In the 2010-2025 period, approximately 100 municipal mergers or splits occurred. When two municipalities merge into a new one, the historical data of the pre-existing entities remains valid for the period preceding the merger: it is not deleted or overwritten, but temporally bounded via the valid_from and valid_to columns. The new municipality receives its own records from its establishment date. Queries can therefore interrogate the state of the territory at any historical date with a simple temporal filter.

The following example shows a merger that occurred in 2019: municipalities 001234 and 001235 merge into the new municipality 001236. In the surrogate identity model, the two original settlements retain their territories rows (now with valid_to set); the new municipality gets a new row. The relationship is recorded in territory_relationships.

sql

-- territory_id=10 → comune 001234 (valid_to 2019-01-01)
-- territory_id=11 → comune 001235 (valid_to 2019-01-01)
-- territory_id=12 → comune 001236 (valid_from 2019-01-01, valid_to NULL)

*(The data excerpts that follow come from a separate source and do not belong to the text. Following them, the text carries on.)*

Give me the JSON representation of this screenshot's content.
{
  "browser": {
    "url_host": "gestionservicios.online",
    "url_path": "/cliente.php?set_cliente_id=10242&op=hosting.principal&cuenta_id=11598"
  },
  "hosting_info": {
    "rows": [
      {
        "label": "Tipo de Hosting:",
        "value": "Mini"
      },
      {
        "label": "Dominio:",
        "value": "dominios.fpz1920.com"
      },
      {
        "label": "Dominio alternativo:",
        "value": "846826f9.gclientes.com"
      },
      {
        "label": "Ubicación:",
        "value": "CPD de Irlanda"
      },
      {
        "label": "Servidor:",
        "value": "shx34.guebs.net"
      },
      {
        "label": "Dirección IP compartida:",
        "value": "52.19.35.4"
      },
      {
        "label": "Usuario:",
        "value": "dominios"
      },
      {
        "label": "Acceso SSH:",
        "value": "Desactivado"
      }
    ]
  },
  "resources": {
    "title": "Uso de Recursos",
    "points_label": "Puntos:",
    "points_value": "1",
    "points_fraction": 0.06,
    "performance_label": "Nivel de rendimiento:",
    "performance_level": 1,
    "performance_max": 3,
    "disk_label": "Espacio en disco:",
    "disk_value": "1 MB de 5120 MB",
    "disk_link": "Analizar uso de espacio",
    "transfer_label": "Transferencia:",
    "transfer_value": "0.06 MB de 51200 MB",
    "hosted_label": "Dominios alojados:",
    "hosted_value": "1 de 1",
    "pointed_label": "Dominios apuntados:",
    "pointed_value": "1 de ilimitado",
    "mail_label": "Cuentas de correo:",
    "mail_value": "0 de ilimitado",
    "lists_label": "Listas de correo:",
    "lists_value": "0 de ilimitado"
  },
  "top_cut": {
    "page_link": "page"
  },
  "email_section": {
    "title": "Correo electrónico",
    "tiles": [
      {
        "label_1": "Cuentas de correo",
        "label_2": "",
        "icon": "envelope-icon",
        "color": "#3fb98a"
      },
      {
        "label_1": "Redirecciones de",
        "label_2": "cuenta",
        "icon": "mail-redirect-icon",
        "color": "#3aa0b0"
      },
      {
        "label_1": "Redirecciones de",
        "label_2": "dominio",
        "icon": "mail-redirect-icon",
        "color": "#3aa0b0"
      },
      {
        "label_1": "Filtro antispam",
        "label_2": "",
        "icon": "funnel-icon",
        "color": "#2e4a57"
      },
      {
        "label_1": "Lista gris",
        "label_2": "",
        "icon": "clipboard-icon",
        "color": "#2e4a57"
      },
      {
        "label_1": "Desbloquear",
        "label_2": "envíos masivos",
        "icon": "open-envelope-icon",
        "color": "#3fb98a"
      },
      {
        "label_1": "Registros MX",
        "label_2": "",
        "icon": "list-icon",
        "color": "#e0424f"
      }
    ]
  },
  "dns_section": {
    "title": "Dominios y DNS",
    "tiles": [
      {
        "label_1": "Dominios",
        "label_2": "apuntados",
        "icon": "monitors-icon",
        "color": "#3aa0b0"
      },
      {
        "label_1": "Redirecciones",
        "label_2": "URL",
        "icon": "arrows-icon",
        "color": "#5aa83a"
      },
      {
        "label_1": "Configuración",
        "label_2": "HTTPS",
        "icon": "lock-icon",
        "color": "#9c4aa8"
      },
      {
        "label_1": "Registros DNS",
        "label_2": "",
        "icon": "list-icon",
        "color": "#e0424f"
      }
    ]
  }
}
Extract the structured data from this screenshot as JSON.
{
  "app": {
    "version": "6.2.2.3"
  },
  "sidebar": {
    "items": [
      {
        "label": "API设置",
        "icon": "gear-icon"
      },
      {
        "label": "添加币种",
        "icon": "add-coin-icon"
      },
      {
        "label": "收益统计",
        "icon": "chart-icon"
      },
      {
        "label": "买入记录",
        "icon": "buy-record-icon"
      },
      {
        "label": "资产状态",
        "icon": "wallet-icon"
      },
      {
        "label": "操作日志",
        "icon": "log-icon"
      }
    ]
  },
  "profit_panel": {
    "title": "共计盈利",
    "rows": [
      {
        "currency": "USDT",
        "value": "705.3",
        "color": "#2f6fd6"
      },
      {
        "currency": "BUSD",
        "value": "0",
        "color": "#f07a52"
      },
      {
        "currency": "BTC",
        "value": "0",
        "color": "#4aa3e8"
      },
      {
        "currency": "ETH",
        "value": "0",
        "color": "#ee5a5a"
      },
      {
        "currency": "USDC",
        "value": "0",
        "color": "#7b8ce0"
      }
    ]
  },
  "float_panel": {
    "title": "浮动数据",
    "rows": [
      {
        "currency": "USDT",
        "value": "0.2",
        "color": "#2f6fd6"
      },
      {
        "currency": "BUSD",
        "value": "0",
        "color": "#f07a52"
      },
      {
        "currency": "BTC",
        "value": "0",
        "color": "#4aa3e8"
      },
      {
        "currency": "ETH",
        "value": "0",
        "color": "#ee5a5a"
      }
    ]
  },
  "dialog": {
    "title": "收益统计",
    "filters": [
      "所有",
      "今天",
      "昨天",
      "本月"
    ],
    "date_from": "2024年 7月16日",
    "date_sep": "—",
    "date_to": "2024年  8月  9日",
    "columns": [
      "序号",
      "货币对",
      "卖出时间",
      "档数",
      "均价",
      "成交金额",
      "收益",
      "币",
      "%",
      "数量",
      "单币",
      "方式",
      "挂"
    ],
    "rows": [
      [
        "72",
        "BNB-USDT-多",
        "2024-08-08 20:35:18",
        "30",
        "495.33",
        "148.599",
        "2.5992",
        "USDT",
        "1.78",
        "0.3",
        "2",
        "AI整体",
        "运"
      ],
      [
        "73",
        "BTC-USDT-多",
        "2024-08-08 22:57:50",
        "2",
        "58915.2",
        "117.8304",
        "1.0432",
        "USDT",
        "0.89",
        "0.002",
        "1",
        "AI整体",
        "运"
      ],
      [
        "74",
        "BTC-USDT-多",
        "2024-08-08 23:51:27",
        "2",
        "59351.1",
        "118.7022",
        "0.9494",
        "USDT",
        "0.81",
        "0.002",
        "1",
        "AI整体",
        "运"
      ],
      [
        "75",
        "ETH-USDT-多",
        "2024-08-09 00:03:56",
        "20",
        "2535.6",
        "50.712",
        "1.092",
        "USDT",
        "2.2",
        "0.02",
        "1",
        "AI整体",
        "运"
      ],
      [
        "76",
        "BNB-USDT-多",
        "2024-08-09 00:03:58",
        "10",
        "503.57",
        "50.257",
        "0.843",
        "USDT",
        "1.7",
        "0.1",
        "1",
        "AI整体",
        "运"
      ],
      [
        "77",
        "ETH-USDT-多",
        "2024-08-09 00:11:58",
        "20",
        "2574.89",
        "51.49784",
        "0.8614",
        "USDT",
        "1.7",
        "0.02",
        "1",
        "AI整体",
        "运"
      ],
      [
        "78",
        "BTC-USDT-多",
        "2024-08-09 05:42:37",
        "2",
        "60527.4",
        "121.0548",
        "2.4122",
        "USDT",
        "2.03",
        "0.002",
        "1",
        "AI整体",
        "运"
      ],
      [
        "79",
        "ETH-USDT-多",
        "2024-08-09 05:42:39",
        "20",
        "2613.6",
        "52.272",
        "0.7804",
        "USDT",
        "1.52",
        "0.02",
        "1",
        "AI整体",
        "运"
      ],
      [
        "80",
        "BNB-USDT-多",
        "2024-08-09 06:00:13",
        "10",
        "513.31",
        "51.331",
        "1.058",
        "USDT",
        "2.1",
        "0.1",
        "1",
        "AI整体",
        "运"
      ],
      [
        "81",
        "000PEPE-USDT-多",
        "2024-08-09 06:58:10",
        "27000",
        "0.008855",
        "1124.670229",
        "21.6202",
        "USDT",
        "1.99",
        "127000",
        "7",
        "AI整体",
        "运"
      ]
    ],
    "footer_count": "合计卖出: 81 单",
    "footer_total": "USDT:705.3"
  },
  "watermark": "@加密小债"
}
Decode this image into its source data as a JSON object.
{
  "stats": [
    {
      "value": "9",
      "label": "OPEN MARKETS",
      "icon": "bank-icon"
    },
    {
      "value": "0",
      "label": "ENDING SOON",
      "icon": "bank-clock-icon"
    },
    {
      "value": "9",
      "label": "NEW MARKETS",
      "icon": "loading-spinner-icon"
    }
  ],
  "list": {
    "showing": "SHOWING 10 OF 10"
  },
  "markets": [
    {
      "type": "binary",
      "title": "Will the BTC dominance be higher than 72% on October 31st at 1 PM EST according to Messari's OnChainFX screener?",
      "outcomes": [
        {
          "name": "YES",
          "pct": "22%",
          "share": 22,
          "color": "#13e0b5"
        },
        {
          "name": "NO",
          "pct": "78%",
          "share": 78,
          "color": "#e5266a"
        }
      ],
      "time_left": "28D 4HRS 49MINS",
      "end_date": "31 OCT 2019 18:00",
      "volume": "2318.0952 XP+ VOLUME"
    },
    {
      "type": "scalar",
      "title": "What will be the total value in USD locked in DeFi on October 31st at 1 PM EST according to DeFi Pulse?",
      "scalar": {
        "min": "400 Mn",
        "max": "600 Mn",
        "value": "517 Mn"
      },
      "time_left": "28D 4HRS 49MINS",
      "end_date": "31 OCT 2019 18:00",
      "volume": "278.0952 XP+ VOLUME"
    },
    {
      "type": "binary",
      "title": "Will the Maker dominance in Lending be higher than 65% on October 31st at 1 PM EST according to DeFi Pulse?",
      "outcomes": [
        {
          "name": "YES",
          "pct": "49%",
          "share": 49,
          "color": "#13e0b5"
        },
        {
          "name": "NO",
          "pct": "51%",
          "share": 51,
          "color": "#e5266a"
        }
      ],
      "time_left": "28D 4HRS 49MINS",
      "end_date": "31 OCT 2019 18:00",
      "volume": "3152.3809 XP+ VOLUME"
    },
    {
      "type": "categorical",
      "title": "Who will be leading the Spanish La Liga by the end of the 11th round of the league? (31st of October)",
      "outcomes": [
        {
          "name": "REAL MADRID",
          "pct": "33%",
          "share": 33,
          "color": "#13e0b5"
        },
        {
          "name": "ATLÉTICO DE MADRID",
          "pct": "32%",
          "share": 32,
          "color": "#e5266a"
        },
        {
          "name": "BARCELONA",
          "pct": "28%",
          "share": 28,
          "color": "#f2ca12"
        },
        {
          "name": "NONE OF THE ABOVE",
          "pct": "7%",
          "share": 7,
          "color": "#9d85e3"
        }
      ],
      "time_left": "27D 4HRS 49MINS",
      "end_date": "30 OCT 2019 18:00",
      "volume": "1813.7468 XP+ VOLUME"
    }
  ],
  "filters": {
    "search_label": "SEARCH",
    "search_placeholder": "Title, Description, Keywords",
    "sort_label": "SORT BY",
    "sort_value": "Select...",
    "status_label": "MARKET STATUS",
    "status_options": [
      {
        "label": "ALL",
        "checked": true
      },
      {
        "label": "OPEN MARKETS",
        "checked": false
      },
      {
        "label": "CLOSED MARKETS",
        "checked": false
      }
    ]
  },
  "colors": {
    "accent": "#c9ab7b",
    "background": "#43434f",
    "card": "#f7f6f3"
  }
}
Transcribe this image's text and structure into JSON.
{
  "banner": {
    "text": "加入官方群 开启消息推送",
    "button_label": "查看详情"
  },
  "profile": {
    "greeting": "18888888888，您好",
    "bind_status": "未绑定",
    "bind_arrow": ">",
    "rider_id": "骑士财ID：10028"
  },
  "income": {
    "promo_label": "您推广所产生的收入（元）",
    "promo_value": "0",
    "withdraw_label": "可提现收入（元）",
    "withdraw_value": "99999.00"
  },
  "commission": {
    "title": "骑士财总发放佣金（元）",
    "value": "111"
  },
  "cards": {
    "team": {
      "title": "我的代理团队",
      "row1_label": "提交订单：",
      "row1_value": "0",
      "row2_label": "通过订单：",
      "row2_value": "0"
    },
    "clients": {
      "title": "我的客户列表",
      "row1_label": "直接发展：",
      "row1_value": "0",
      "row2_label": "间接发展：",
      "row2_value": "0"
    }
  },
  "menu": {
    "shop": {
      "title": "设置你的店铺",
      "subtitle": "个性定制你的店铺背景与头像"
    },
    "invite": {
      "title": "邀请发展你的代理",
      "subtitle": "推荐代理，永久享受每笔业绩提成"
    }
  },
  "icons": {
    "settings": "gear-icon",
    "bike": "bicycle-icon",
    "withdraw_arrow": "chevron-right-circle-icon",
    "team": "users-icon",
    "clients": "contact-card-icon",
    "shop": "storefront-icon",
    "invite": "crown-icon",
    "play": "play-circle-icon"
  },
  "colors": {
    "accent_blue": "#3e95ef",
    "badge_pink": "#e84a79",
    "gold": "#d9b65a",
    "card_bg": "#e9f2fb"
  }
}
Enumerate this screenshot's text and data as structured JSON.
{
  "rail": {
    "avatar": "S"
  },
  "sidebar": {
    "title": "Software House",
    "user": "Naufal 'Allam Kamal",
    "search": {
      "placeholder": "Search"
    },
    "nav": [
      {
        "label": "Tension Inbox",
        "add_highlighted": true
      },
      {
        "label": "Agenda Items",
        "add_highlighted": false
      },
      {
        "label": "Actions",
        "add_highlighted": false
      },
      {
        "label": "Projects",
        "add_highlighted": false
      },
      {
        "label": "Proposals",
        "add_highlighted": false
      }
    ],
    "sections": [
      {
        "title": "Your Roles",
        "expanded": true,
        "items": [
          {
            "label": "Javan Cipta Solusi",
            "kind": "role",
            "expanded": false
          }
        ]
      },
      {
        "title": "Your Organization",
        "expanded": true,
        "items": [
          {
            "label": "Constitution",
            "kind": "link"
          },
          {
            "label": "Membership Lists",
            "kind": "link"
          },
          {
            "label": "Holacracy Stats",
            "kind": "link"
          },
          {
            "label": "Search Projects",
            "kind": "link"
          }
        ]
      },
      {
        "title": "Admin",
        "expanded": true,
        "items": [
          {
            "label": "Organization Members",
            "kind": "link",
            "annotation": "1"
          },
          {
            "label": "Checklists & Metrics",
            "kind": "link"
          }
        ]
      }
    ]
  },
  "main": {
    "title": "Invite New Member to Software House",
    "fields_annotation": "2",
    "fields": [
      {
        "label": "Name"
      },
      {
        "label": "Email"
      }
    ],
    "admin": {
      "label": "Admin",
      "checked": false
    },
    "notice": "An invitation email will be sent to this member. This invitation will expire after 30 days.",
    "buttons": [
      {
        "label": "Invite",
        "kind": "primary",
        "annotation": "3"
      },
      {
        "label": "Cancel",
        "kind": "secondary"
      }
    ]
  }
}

-- Attributes before the merger (valid_to closes on merger date)
INSERT INTO silver.territory_attributes
    (territory_id, type_code, attribute, value, source, valid_from, valid_to)
VALUES
    (10, 'comune', 'popolazione', '1500', 'ISTAT', '2018-01-01', '2019-01-01'),
    (11, 'comune', 'popolazione', '800',  'ISTAT', '2018-01-01', '2019-01-01');

-- Attributes after the merger
INSERT INTO silver.territory_attributes
    (territory_id, type_code, attribute, value, source, valid_from, valid_to)
VALUES
    (12, 'comune', 'popolazione', '2300', 'ISTAT', '2019-01-01', NULL);

-- Query: Population of the settlement with ISTAT code 001234 in 2018
SELECT ta.value FROM silver.territory_attributes ta
JOIN silver.territory_identifiers ti ON ti.territory_id = ta.territory_id
WHERE ti.scheme = 'istat' AND ti.identifier = '001234'
  AND ta.attribute = 'popolazione'
  AND '2018-12-31' BETWEEN ta.valid_from AND COALESCE(ta.valid_to, '9999-12-31');
-- Result: 1500

Gold Layer: Analysis-ready data

Role: Data optimized for specific applications — aggregated, denormalized, enriched with spatial geometries. This is the layer that directly feeds dashboards, APIs, and SLO algorithms.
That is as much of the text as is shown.